WP5 researchers

WP5 consists of the following researchers:
Utriainen, Terhi

Terhi Utriainen is the team leader of WP5. She is Professor in the Study of Religions at the University of Helsinki Faculty of Theology and holds the Title of Docent in Gender Studies. Her research interests include ethnography of lived and vernacular religion, gender and embodiment, ritual studies, death, dying and suffering. She has recently directed, e.g., the project Learning from New Religion and Spirituality, funded by Research Council of Finland. She is co-editor of, e.g., Post-secular Society, Finnish Women Making Religion: Between Ancestors and Angels and The Relational Dynamics of Enchantment and Sacralization: Changing the Terms of the Religion versus Secularity Debate. She is a co-editor of the Handbook on Contemporary Death Rituals in Europe (forthcoming). Utriainen is a member of the Finnish Academy of Science and Letters.

Haimila, Roosa

Roosa Haimila is a postdoctoral researcher in the study of religion. Her research has focused on responses to existential concern in secular worldviews. Haimila’s doctoral thesis (2023) explored how science-oriented individuals utilise belief in science and supernatural explanations to answer ‘the big questions’, such as ones concerning death and suffering. After her PhD, Haimila has studied attitudes towards (non-)religious groups and the diversity of secular moralities. Her work has combined approaches in humanities to existential psychology and the cognitive science of religion. 

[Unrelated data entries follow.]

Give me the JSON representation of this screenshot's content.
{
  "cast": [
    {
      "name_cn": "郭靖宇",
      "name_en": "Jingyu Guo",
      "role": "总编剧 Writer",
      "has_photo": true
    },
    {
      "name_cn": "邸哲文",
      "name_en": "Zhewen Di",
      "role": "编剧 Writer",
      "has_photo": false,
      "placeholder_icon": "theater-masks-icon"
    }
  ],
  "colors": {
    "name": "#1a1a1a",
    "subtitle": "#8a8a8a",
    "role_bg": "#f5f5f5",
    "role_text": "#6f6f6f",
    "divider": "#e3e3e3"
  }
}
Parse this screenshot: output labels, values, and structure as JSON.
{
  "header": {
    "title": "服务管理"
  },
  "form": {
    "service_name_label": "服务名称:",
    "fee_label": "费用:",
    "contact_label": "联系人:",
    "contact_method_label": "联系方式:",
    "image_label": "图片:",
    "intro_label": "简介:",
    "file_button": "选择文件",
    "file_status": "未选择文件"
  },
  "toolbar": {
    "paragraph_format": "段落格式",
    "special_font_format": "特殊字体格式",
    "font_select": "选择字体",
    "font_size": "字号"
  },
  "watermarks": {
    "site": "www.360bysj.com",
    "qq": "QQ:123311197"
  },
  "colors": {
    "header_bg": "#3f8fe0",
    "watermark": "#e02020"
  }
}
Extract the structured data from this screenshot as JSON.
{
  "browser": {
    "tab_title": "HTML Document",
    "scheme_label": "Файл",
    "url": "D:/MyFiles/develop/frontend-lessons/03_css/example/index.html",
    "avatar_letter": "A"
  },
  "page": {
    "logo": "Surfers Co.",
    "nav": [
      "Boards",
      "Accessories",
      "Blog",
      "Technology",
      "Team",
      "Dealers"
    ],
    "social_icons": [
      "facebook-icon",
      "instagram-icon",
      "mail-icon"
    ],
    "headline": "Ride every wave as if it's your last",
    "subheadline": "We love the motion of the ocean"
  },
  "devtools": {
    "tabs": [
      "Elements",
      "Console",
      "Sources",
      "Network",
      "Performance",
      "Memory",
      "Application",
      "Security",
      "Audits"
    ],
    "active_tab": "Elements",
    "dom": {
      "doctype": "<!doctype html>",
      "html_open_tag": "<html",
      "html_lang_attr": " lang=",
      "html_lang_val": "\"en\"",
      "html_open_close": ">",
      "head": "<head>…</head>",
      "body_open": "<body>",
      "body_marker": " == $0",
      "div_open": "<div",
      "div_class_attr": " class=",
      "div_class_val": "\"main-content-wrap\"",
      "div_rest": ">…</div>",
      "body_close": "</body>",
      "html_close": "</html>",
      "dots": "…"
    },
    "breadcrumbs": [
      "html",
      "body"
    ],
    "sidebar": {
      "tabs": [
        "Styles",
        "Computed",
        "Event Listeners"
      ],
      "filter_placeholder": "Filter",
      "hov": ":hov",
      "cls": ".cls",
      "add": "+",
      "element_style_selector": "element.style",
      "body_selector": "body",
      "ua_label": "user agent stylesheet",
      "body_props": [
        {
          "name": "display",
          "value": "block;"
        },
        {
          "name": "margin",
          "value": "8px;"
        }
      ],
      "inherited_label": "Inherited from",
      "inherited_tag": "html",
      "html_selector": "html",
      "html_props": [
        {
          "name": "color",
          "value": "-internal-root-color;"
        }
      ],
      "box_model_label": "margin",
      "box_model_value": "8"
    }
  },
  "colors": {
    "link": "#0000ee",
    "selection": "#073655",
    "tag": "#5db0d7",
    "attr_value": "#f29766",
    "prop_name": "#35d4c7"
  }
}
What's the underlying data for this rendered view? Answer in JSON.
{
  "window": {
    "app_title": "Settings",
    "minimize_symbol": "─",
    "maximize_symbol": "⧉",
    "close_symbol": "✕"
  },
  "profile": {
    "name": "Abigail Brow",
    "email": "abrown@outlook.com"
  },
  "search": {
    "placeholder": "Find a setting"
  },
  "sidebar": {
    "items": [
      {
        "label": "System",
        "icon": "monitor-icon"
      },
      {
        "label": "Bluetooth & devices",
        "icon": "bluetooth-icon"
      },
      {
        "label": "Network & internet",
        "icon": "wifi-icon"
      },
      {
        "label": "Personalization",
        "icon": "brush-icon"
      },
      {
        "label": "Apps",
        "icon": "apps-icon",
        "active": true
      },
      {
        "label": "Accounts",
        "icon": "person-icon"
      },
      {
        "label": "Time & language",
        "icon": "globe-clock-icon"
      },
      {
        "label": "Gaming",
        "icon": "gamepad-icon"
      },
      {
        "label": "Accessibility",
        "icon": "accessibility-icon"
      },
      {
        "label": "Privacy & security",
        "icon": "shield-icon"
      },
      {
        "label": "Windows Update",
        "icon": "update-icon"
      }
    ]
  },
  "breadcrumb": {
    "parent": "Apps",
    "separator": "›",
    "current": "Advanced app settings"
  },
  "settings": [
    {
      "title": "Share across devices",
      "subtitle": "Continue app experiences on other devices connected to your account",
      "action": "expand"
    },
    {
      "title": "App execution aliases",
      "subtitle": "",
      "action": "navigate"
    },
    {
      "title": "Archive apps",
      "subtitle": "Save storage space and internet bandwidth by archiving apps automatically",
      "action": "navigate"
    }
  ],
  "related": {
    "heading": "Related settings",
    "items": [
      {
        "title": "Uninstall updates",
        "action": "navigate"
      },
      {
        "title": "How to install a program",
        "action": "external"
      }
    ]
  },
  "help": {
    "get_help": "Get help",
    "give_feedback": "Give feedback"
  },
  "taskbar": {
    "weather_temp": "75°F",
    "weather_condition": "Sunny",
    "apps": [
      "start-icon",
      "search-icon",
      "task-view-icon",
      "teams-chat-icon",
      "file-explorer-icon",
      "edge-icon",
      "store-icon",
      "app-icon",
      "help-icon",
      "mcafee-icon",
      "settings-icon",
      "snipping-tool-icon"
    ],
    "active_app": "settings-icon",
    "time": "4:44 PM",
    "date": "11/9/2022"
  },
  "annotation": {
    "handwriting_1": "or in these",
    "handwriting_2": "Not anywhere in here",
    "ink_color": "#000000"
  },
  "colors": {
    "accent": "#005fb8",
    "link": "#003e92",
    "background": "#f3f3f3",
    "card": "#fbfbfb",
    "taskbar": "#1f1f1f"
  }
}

In MePhiS, Haimila’s work aims to produce new empirical knowledge and methodological tools to investigate people’s responses to death and suffering. She will explore how non-religious individuals in Finland make meaning of death and serious illness – and why people might turn to different kinds of secular meanings. Haimila will also continue leading a project investigating how people in different countries respond to women’s protest in Iran, and how digitalised activist art can influence these responses (ARTACT 2026–2029, funding: Kone Foundation). These lines of work will utilise qualitative methods (such as interviews), building on the findings to construct tools for quantitative research. Haimila will also continue her collaborations investigating the impact of death reminders and (other) threats to meaning on belief in science and supernatural beliefs. Her work therefore taps into the diversity of meliorist and other approaches in people’s everyday responses (with a focus on responses to death, serious illness, and inequality), shedding light on their cultural and psychological underpinnings.

Ratia, Katri

Katri Ratia is a scholar of religion and ritual, a folklorist, an ethnographer, and a teacher. Her areas of expertise are ritual studies, ethnography, vernacular religion, magic, material religion, ritual embodiment, folklore and folk religion, contemporary spirituality, and sociology of religion.

Toratti, Linda

Linda Toratti is a doctoral researcher in the study of religion. Her work focuses on the functions of collective vernacular rituals and is motivated by fundamental questions about how interconnectedness shapes subjective realities and what makes a good (shared) human life possible. 

Within MePhiS, Toratti’s research forms part of the empirical investigation into discourses and practices responding to suffering in the contemporary world. Through ethnographic case studies in grassroots contexts of Helsinki, she explores what kind of framings of suffering are intertwined with the communally oriented motivations. Her aim is to examine how the rituals of self-organized (religious and secular) communities function as platforms for creating a shared sense of morality.